Move Zeros to the end of the list

This coding exercise is part of "30-day-leetcoding-challenge" campaign.


The challenge is to shift Zeros to the end of the list, while keeping the relative order of the Non-Zero elements, without using no extra memory. For example:

Input: [0,1,0,3,12]
Output: [1,3,12,0,0]

Solution 1: Bubble sort style

Inspired by Bubble sort, we can compare every two neighbours and swap them if first one is Zero. Eventually, at each step zero values shift one step towards the end of the list.

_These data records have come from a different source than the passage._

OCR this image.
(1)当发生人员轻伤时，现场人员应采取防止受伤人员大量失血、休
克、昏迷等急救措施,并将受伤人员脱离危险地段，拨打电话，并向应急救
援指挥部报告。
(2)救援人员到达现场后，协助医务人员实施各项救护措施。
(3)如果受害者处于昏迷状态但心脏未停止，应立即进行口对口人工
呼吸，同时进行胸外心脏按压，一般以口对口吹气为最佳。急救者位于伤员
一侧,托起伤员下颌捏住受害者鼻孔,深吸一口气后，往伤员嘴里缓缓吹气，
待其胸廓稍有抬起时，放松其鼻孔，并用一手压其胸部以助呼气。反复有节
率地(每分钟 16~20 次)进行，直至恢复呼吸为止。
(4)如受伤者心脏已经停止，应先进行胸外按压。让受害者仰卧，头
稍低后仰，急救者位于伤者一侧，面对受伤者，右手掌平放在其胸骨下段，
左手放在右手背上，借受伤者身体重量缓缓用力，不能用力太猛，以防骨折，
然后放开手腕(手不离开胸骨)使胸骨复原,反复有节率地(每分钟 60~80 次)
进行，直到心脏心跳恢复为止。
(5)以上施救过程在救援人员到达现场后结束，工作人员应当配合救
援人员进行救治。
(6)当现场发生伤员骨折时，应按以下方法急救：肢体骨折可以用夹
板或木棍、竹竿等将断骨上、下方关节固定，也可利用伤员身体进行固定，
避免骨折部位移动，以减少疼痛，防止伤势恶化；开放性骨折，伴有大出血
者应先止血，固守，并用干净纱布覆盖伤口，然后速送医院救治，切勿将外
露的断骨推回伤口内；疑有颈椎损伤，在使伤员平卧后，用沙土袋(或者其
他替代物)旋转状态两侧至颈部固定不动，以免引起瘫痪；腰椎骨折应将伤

The time complexity is O(N2), but no extra memory is needed.


for i in range(len(nums)):
   for j in range(len(nums)-i-1):
      if nums[j] == 0:
         # swapp zero with the next value
         nums[j] , nums[j+1] = nums[j+1] , nums[j]
        

Solution 2: using two pointers

In this approach, there are two pointers, one pointer holds the location of next Non-zero Element (the slow pointer), and the second pointer searches for Non-zero elements (fast pointer). This solution is optimum, has time complexity of O(N) and space complexity of O(1), no extra space is needed.


  slowP = 0;
  for e in nums:
      if e != 0 :
         nums[slowP] = e
         slowP+=1
        
  #once all non zero elements are moved to top of the array
  # the rest of the array contains Zero(s)
  while slowP < len(nums) :
       nums[slowP] = 0
       slowP+=1

Solution 3: using Python list built in Sort funtion

This solution is not optimum but uses the Python list built in Sort function, which has the time complexity of O(N log N). The code is just one line.

In this code we take the advantage of sort function, which accepts customize sorting function key.

In our case if element is zero, our function evaluates it as True (1), otherwise False (0). Then sort the 1 and 0, which will get us the order we want.